The next trial was for the murder of Joel Good. Prosecutor Jay Pruner stated in court: “Each of [Eddie's] children represented a key that would unlock a door to a different secret [...] To keep those family secrets sacred, Eddie Lee Sexton exercised complete domination and control over every member of his family.” Willie testified that Eddie had ordered Joel’s murder due to fears that he would return to Ohio and report Skipper's death and the Sexton family whereabouts to authorities. Defense attorneys noted the many contradictions and inconsistencies in the Sexton children’s testimony and depositions and attempted to cast Willie and Pixie as the murderers, asserting that Eddie wasn’t involved and did not approve of the crime.
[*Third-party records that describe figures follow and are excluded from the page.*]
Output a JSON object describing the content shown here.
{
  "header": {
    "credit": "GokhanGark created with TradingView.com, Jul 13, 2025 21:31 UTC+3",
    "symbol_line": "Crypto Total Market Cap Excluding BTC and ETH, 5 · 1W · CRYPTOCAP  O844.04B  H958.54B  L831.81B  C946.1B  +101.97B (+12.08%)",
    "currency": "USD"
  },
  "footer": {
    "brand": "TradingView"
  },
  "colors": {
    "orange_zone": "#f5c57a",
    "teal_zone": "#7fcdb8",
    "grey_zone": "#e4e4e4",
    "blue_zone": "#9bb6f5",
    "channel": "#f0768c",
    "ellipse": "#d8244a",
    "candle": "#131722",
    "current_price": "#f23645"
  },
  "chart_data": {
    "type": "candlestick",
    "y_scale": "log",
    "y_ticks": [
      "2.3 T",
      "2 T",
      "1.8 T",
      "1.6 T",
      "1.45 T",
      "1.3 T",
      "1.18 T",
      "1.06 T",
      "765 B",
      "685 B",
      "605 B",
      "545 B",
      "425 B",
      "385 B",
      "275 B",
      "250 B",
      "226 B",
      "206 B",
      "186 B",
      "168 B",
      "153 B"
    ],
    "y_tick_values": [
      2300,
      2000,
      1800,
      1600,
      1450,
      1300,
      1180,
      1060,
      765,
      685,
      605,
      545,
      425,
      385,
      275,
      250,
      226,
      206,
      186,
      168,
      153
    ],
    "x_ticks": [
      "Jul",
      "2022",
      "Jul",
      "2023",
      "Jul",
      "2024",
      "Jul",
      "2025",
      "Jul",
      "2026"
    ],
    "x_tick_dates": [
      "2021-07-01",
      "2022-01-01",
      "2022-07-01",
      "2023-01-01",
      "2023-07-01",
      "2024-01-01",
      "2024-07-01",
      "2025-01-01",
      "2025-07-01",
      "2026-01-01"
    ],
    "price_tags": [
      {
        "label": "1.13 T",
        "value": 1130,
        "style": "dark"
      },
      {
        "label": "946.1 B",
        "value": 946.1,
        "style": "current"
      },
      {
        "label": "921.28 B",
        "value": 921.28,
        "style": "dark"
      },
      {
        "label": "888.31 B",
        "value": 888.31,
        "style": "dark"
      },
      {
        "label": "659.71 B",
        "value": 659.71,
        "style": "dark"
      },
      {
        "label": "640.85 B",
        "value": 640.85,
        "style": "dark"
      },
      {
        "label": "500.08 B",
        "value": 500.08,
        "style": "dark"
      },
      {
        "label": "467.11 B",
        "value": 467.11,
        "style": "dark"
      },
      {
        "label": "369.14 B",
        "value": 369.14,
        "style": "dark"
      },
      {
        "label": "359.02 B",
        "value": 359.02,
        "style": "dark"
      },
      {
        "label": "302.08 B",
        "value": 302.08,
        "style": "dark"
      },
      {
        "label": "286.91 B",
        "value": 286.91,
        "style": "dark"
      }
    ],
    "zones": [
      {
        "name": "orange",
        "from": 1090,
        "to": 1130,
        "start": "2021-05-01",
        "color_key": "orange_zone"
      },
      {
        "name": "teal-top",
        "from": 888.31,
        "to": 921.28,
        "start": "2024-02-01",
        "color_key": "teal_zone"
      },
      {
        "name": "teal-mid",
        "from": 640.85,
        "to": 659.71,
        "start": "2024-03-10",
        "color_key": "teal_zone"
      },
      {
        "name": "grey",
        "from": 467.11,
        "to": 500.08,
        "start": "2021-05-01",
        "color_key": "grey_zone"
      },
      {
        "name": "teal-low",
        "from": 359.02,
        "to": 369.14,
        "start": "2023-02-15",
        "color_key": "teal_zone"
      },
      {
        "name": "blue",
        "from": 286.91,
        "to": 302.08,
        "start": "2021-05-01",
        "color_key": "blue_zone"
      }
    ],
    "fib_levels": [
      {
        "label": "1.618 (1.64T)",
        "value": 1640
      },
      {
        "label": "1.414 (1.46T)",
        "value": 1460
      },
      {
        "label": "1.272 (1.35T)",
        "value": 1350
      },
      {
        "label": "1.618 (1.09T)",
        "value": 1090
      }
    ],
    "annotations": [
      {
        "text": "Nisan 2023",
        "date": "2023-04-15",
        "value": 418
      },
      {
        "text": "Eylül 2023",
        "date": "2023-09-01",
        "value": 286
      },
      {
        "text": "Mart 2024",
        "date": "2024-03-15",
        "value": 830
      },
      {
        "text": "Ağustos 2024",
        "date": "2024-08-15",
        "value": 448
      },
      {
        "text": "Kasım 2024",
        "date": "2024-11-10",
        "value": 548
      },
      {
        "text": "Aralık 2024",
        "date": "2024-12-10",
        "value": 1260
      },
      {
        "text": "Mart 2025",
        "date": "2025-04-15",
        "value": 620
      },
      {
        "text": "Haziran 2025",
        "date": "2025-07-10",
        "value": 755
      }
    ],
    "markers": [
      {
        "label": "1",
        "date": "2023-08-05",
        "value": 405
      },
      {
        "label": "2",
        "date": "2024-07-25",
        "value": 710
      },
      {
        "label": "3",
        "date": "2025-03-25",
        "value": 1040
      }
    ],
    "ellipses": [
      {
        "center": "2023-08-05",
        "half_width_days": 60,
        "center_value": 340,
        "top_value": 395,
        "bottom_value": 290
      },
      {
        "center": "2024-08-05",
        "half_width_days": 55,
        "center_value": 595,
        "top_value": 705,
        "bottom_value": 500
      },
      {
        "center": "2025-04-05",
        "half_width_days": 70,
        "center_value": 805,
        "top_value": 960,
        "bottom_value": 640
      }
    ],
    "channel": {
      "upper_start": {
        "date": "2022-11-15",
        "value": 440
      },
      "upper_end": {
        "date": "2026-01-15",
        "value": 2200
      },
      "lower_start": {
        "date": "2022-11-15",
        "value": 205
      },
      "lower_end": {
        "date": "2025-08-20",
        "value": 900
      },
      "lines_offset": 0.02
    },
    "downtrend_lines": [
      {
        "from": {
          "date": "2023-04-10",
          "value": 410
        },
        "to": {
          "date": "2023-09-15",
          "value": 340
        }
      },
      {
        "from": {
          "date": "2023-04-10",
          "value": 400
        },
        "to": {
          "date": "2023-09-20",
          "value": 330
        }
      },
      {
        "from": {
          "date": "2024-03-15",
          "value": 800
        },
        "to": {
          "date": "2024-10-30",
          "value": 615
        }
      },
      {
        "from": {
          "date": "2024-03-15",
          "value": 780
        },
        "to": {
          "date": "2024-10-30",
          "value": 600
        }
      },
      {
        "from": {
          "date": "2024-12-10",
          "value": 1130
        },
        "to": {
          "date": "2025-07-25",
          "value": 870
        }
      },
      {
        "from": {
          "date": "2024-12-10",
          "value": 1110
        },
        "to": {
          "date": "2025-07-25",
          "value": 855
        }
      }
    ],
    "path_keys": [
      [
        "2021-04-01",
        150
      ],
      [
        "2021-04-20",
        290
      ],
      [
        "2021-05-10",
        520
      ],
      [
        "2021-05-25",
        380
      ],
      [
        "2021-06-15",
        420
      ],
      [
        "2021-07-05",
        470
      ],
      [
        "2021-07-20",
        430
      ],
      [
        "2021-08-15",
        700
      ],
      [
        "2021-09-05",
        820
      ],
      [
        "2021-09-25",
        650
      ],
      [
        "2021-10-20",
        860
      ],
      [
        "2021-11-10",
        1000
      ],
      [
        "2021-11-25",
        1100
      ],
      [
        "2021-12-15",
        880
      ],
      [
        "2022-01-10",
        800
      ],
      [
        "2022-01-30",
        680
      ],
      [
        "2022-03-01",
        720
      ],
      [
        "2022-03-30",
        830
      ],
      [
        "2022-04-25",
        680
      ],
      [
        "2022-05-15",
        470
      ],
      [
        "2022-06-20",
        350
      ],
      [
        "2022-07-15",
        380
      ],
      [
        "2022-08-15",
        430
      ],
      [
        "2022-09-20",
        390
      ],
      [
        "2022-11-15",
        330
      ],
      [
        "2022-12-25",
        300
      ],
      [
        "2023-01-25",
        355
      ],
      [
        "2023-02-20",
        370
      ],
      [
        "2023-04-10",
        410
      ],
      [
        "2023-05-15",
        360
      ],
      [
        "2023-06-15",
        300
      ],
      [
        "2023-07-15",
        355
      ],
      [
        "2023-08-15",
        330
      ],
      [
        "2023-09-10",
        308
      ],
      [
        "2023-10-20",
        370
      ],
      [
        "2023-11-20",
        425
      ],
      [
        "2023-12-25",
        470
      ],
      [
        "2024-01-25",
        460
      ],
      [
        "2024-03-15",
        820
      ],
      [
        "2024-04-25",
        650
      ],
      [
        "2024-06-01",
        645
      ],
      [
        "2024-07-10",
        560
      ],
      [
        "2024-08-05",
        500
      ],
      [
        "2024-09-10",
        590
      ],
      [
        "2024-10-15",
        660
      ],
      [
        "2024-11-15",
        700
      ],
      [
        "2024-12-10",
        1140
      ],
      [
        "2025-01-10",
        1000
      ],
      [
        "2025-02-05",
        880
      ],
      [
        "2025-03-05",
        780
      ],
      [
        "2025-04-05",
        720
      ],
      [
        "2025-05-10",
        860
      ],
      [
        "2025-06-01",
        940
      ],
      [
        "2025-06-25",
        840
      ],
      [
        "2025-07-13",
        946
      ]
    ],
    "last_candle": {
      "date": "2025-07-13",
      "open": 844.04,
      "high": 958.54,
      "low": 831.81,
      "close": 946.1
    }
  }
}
Rick Terrana objected to the information about Eddie's prior bad acts being heard in court. Judge Bob Mitcham ruled that such testimony would be evaluated on a case-by-case basis, but ended up allowing most testimony of Eddie's abusive and manipulative behavior. Judge Mitcham's memoir described Eddie as "look[ing] continually relaxed and in control throughout the trial."

Eddie was found guilty after less than three hours of deliberation and was sentenced to death on November 2, 1994. Jurors later said that librarian Gail Novak's testimony was the most important evidence presented at the trial. While the Sextons came across as mentally disturbed and their stories were often inconsistent, contradictory, and incomplete, Novak's account provided jurors with critical independent corroboration of the most salient details of the prosecution’s case.

Pixie was sentenced to six years for manslaughter. Willie pled guilty to second-degree murder and was sentenced to 25 years, with his low intelligence and overbearing father taken as mitigating factors. In the Ohio courts, Estella May was sentenced to two years in prison for abusing Lana; during a second trial for over a dozen abuse charges against other children, she was sentenced to life in prison for accessory to rape.

On appeal in 1997, Eddie Lee Sexton's verdict was overturned and a new trial was ordered. The appellate judges agreed with defense attorneys that some of the prior bad acts evidence regarding the child abuse and other lurid details of the family history were prejudicial and inflammatory. After the retrial Eddie was again found guilty. During the sentencing phase, a psychologist testified for the defense that Eddie "had a diminished level of self-control due to dysfunction in his prefrontal cortex". The court rejected this line of reasoning, noting that Eddie's crimes showed considerable planning and concealment over many years, thus demonstrating he possessed self-control. Moreover, Dr. Barbara Stein, a board-certified psychiatrist retained by the State before the second trial, testified at the evidentiary hearing that Sexton had antisocial personality disorder with histrionic features. Dr. Michael Maher, a forensic psychiatrist, concluded that Sexton was a "sadistic sexual psychopath." Eddie was sentenced to death on November 18, 1998. He died of natural causes while imprisoned at Florida's Union Correctional Institution.

In October 2017, Estella May Warren died in prison of natural causes at age 70.

Pixie Sexton's murder of her young child has been described as an extreme example of post-partum depression, with research showing that victims of abuse have much higher than average rates of killing their own children.